You finished your novel. Months of early mornings, late nights, and one particularly unhinged weekend where you wrote 8,000 words fueled by cold brew and spite. The manuscript is done. Your editor signed off. Your cover looks great.

And then someone asks: “Is there an audiobook?”

For most indie authors, the honest answer is that audiobook production costs somewhere between $3,000 and $5,000. A skilled narrator who can voice your characters, hold a listener’s attention for twelve hours, and deliver a performance worthy of the story you spent a year writing doesn’t work for free. Nor should they.

AI narration has been chipping away at this problem for a couple of years. Upload your manuscript, pick a voice, press generate. The technology keeps improving. But most AI audiobook tools give you one voice reading your entire book, which means your grizzled sea captain and your teenage protagonist and your sarcastic bartender all sound like the same person adjusting their pitch slightly.

Phil Marshall ran into this exact frustration.
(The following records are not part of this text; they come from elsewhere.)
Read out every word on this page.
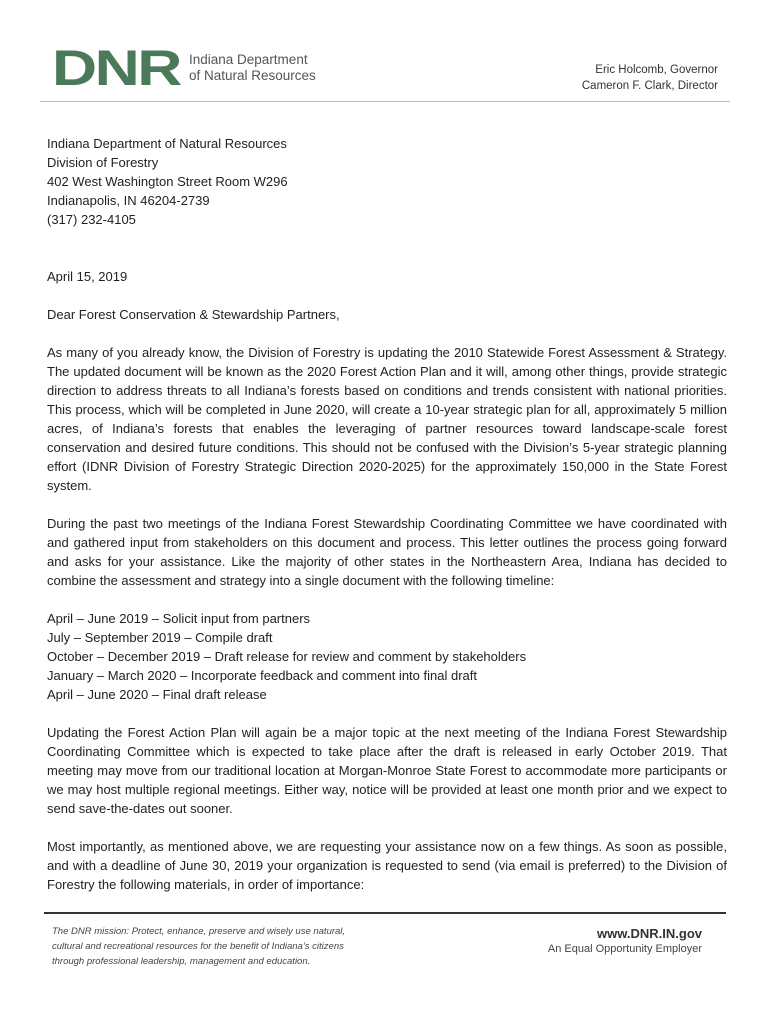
DNR Indiana Department
of Natural Resources	Eric Holcomb, Governor
Cameron F. Clark, Director

Indiana Department of Natural Resources
Division of Forestry
402 West Washington Street Room W296
Indianapolis, IN 46204-2739
(317) 232-4105

April 15, 2019

Dear Forest Conservation & Stewardship Partners,

As many of you already know, the Division of Forestry is updating the 2010 Statewide Forest Assessment & Strategy. The updated document will be known as the 2020 Forest Action Plan and it will, among other things, provide strategic direction to address threats to all Indiana’s forests based on conditions and trends consistent with national priorities. This process, which will be completed in June 2020, will create a 10-year strategic plan for all, approximately 5 million acres, of Indiana’s forests that enables the leveraging of partner resources toward landscape-scale forest conservation and desired future conditions. This should not be confused with the Division’s 5-year strategic planning effort (IDNR Division of Forestry Strategic Direction 2020-2025) for the approximately 150,000 in the State Forest system.

During the past two meetings of the Indiana Forest Stewardship Coordinating Committee we have coordinated with and gathered input from stakeholders on this document and process. This letter outlines the process going forward and asks for your assistance. Like the majority of other states in the Northeastern Area, Indiana has decided to combine the assessment and strategy into a single document with the following timeline:

April – June 2019 – Solicit input from partners
July – September 2019 – Compile draft
October – December 2019 – Draft release for review and comment by stakeholders
January – March 2020 – Incorporate feedback and comment into final draft
April – June 2020 – Final draft release

Updating the Forest Action Plan will again be a major topic at the next meeting of the Indiana Forest Stewardship Coordinating Committee which is expected to take place after the draft is released in early October 2019. That meeting may move from our traditional location at Morgan-Monroe State Forest to accommodate more participants or we may host multiple regional meetings. Either way, notice will be provided at least one month prior and we expect to send save-the-dates out sooner.

Most importantly, as mentioned above, we are requesting your assistance now on a few things. As soon as possible, and with a deadline of June 30, 2019 your organization is requested to send (via email is preferred) to the Division of Forestry the following materials, in order of importance:

The DNR mission: Protect, enhance, preserve and wisely use natural,
cultural and recreational resources for the benefit of Indiana’s citizens
through professional leadership, management and education.
www.DNR.IN.gov
An Equal Opportunity Employer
And because his previous career involved building conversational AI companies, his solution went a bit further than most.

A Surgeon, a Sci-Fi Novel, and a Missing Audiobook

Marshall’s career doesn’t follow a straight line. He trained as a surgeon, spent more than 25 years in technology, and led a conversational AI company in healthcare before selling it in 2021. Free from the corporate grind, he did what a lot of people dream of doing: he wrote a novel.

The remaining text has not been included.